Opt in with session_affinity: true on the route. affinity_max_sessions (default 10000) caps the number of pinned conversations.

These fields are part of the deterministic router configuration, not a standalone route type. In CLI YAML, configure them under a deterministic entry in a routes: bundle loaded with --routing-profiles. The Rust profiles: schema loaded by switchyard serve --config does not yet expose them.

For deterministic routes, affinity_warmup_turns controls how many initial turns remain non-sticky. The default is 0, which preserves the historical "pin the first confident verdict" behavior.

Deterministic (LLM-classifier) router

routes:
  llm-classifier:
    type: deterministic
    profile: coding_agent
    session_affinity: true          # pin a confident tier per conversation
    affinity_max_sessions: 10000
    affinity_warmup_turns: 2        # turns 1-2 classify normally; turn 3 can pin
    fallback_target_on_evict: strong
    classifier:
      model: openai/gpt-4o-mini
      api_key: ${OPENROUTER_API_KEY}
      base_url: https://openrouter.ai/api/v1
    strong:
      model: openai/gpt-4o
      api_key: ${OPENROUTER_API_KEY}
      base_url: https://openrouter.ai/api/v1
    weak:
      model: openai/gpt-4o-mini
      api_key: ${OPENROUTER_API_KEY}
      base_url: https://openrouter.ai/api/v1

The first confident classifier verdict after the warmup period is pinned and reused.
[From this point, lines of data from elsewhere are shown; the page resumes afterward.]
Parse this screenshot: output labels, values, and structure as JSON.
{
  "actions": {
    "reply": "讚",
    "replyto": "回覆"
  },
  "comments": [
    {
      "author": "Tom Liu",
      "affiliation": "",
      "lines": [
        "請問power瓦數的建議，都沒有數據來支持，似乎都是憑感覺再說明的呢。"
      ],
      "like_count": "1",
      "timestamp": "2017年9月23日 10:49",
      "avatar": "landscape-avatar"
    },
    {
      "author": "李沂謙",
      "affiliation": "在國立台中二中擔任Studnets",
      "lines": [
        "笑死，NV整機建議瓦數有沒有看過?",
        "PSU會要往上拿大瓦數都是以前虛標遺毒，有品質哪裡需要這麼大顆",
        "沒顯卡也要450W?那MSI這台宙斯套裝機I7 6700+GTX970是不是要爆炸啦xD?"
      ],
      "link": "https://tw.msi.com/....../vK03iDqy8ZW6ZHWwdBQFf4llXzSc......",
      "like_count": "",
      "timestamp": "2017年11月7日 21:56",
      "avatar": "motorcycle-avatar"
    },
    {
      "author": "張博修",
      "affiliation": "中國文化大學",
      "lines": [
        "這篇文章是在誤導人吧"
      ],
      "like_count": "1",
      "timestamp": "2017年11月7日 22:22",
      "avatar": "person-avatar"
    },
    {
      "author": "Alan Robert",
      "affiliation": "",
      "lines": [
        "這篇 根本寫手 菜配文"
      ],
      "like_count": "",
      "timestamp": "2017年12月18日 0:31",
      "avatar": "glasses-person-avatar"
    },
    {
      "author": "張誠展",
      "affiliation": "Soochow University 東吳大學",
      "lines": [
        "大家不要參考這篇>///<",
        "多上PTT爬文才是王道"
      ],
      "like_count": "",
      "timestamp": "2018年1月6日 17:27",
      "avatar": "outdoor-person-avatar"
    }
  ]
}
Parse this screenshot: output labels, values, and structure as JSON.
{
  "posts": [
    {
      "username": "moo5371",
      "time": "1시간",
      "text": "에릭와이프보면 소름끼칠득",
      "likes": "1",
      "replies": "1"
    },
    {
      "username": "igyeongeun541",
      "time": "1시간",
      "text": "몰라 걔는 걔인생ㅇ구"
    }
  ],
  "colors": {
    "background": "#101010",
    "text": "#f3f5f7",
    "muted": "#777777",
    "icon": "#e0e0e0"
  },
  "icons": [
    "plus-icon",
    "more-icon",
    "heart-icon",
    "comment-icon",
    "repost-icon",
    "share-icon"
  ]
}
With affinity_warmup_turns: 2, turns 1 and 2 route normally and cannot read or write a pin; turn 3 is the first turn that can commit a confident tier. Once pinned, the classifier skips its LLM call entirely. It runs only until the route has a committed tier for the task. Fallback decisions (abstain / low confidence) are never pinned, so a transient classifier failure can't lock the task to the default tier.

Behavior notes

  • Off by default. With session_affinity: false, routing is recomputed per turn as before.
  • Warmup. affinity_warmup_turns: N means turns 1..N stay non-sticky; the first eligible commit is turn N + 1.
  • affinity_max_sessions: 0 with affinity on is rejected at config load. A zero-capacity store retains nothing and would silently disable stickiness.
  • In-process, per-worker. Pins live in memory and are not shared across workers or restarts.
  • Degrades safe. Affinity assumes the system + first-user prefix is stable across a task's turns. If a harness injects per-turn churn there, the key changes each turn and routing simply reverts to per-turn behavior. No lock, no error.